Chose qu’il est très difficile de faire tout seul, en tant qu’ado de 16 / 18 ans, inexpérimenté au possible, et qui aux yeux des parents, rêve plus sa vie qu’il ne la concrétise.
Vous voyez de quoi je parle ! 😉

 

Le point de vue de B. élève de Terminale ES en 2013-2014

Depuis le début du lycée, les professeurs insistent sur le fait qu’il faut qu’on recherche le métier qu’on veut faire pour pouvoir choisir un parcours d’études. Cela s’est intensifié en terminale lors des inscriptions post-bac. N’ayant aucune idée, bien qu’ayant fait des recherches, j’ai décidé de recourir à l’aide d’une psychologue d’orientation. J’ai donc contacté madame Berthelot. Nous avons tout d’abord fait des tests pour cibler mon profil ainsi que mes centres d’intérêt, puis nous avons étudié les différents secteurs dans lesquels je me voyais travailler. De là nous avons envisagé plusieurs parcours d’études. J’ai beaucoup apprécié le suivi de madame Berthelot. D’habitude, les conseillers insistent plus sur les capacités ou les compétences de l’élève et ensuite sur ses préférences, fermant ainsi beaucoup de portes. Les compétences sont à acquérir pendant les études et quand on est motivé, le travail permet souvent d’arriver à ce que l’on veut. A l’opposé nous avons tout d’abord discuté de mes préférences avec Myriam et ensuite des capacités. De plus elle prend le temps de bien connaître la personne pour se faire une idée de qui elle est..
Je connaissais très peu les branches qui s’ouvraient à moi et nous avons pris le temps de bien les étudier, ce qui m’a donné une meilleure idée de la voie que je prenais. Myriam prend aussi le temps de discuter avec les parents pour avoir leurs impressions. Cela contribue à cerner le contexte familial de l’élève et donc à mieux le connaître. Les parents peuvent aussi mieux évaluer le service dans lequel ils investissent (si c’est efficace, ça vaut le coup, rapport qualité/prix). Au final nous avons fait en trois séances ce qui avait traîné pendant 6 mois. C’est ce que j’appelle un suivi efficace. Je sais aussi que si j’ai de nouveau besoin de renseignements, Myriam sera là pour m’aider.

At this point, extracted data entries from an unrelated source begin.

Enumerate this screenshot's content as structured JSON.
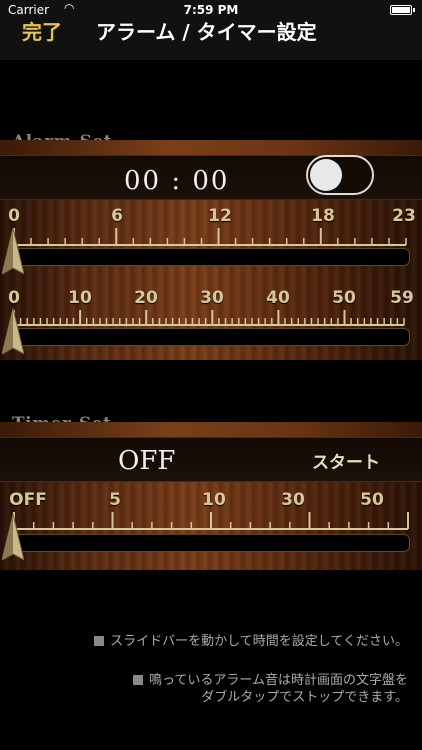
{
  "statusbar": {
    "carrier": "Carrier",
    "time": "7:59 PM"
  },
  "navbar": {
    "done_label": "完了",
    "title": "アラーム / タイマー設定"
  },
  "alarm": {
    "section_label": "Alarm-Set",
    "time_text": "00  :  00",
    "toggle_on": false,
    "hour_scale": {
      "labels": [
        "0",
        "6",
        "12",
        "18",
        "23"
      ],
      "value": 0
    },
    "minute_scale": {
      "labels": [
        "0",
        "10",
        "20",
        "30",
        "40",
        "50",
        "59"
      ],
      "value": 0
    }
  },
  "timer": {
    "section_label": "Timer-Set",
    "status_text": "OFF",
    "start_label": "スタート",
    "scale": {
      "labels": [
        "OFF",
        "5",
        "10",
        "30",
        "50"
      ],
      "value": 0
    }
  },
  "notes": {
    "note1": "スライドバーを動かして時間を設定してください。",
    "note2_line1": "鳴っているアラーム音は時計画面の文字盤を",
    "note2_line2": "ダブルタップでストップできます。"
  },
  "colors": {
    "accent": "#e8c34d",
    "scale_text": "#d6c79a",
    "background": "#000000"
  }
}
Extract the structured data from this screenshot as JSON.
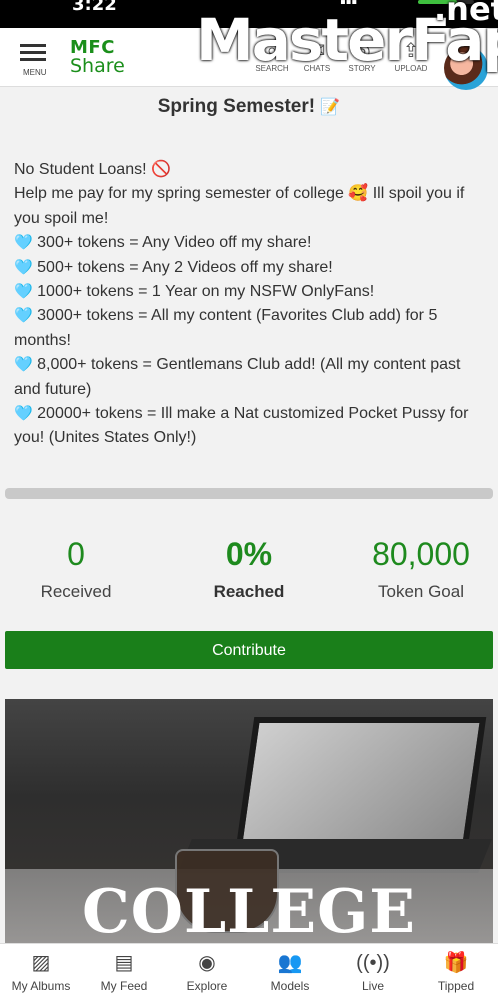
{
  "status_bar": {
    "time": "3:22",
    "signal": "▪▪▪"
  },
  "header": {
    "menu_label": "MENU",
    "logo_line1": "MFC",
    "logo_line2": "Share",
    "nav": [
      {
        "label": "SEARCH",
        "icon": "search-icon"
      },
      {
        "label": "CHATS",
        "icon": "chat-icon"
      },
      {
        "label": "STORY",
        "icon": "story-icon"
      },
      {
        "label": "UPLOAD",
        "icon": "upload-icon"
      }
    ]
  },
  "watermark": {
    "main": "MasterFap",
    "suffix": ".net"
  },
  "goal": {
    "title": "Spring Semester!",
    "title_emoji": "📝",
    "description": [
      "No Student Loans! 🚫",
      "Help me pay for my spring semester of college 🥰 Ill spoil you if you spoil me!",
      "300+ tokens = Any Video off my share!",
      "500+ tokens = Any 2 Videos off my share!",
      "1000+ tokens = 1 Year on my NSFW OnlyFans!",
      "3000+ tokens = All my content (Favorites Club add) for 5 months!",
      "8,000+ tokens = Gentlemans Club add! (All my content past and future)",
      "20000+ tokens = Ill make a Nat customized Pocket Pussy for you! (Unites States Only!)"
    ],
    "bullet_icon": "🩵",
    "progress_fraction": 0.0,
    "stats": {
      "received_value": "0",
      "received_label": "Received",
      "reached_value": "0%",
      "reached_label": "Reached",
      "goal_value": "80,000",
      "goal_label": "Token Goal"
    },
    "contribute_label": "Contribute",
    "image_text": "COLLEGE"
  },
  "bottom_nav": [
    {
      "label": "My Albums",
      "icon": "albums-icon"
    },
    {
      "label": "My Feed",
      "icon": "feed-icon"
    },
    {
      "label": "Explore",
      "icon": "compass-icon"
    },
    {
      "label": "Models",
      "icon": "models-icon"
    },
    {
      "label": "Live",
      "icon": "live-icon"
    },
    {
      "label": "Tipped",
      "icon": "gift-icon"
    }
  ],
  "colors": {
    "accent": "#1a7f1a",
    "heart": "#5ec8ef"
  }
}
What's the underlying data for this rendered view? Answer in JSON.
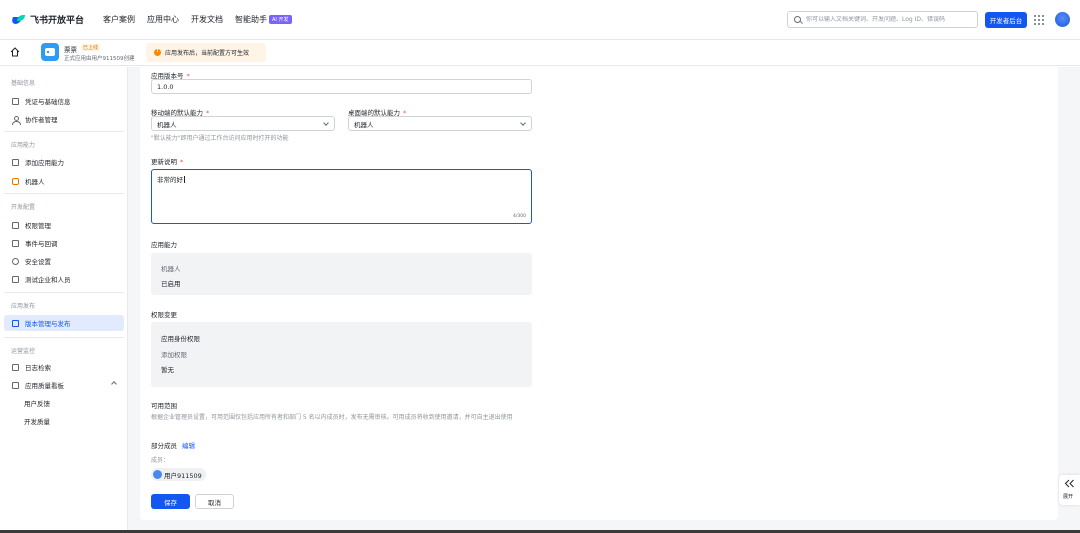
{
  "topnav": {
    "logo_text": "飞书开放平台",
    "links": [
      "客户案例",
      "应用中心",
      "开发文档",
      "智能助手"
    ],
    "ai_badge": "AI 开发",
    "search_placeholder": "你可以输入文档关键词、开发问题、Log ID、错误码",
    "dev_console_label": "开发者后台"
  },
  "appbar": {
    "app_name": "票票",
    "online_tag": "已上线",
    "app_desc": "正式应用由用户911509创建",
    "notice": "应用发布后，当前配置方可生效"
  },
  "sidebar": {
    "groups": [
      "基础信息",
      "应用能力",
      "开发配置",
      "应用发布",
      "运营监控"
    ],
    "items": [
      "凭证与基础信息",
      "协作者管理",
      "添加应用能力",
      "机器人",
      "权限管理",
      "事件与回调",
      "安全设置",
      "测试企业和人员",
      "版本管理与发布",
      "日志检索",
      "应用质量看板",
      "用户反馈",
      "开发质量"
    ]
  },
  "form": {
    "version_label": "应用版本号",
    "version_value": "1.0.0",
    "mobile_label": "移动端的默认能力",
    "mobile_value": "机器人",
    "desktop_label": "桌面端的默认能力",
    "desktop_value": "机器人",
    "default_hint": "\"默认能力\"即用户通过工作台访问应用时打开的功能",
    "notes_label": "更新说明",
    "notes_value": "非常的好",
    "notes_counter": "4/300",
    "capability_title": "应用能力",
    "capability_name": "机器人",
    "capability_status": "已启用",
    "permission_title": "权限变更",
    "permission_group": "应用身份权限",
    "permission_add": "添加权限",
    "permission_none": "暂无",
    "scope_title": "可用范围",
    "scope_desc": "根据企业管理员设置，可用范围仅包括应用所有者和部门 5 名以内成员时，发布无需审核。可用成员将收到使用邀请，并可自主退出使用",
    "scope_partial": "部分成员",
    "scope_edit": "编辑",
    "members_label": "成员：",
    "member_name": "用户911509",
    "save_label": "保存",
    "cancel_label": "取消"
  },
  "expand_label": "展开"
}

Le courriel de L. diplômé en master 2 de droit :

« Ce mail pour vous remercier de m’avoir aidé à réaliser qu’un parcours en communication était ce qui me conviendrait le mieux.
J’ai pour projet de faire un master 2 en alternance l’année prochaine (…)
Un grand merci, je suis ravi d’avoir enfin trouvé ma vocation! (Même si mon plan de carrière doit encore être affiné).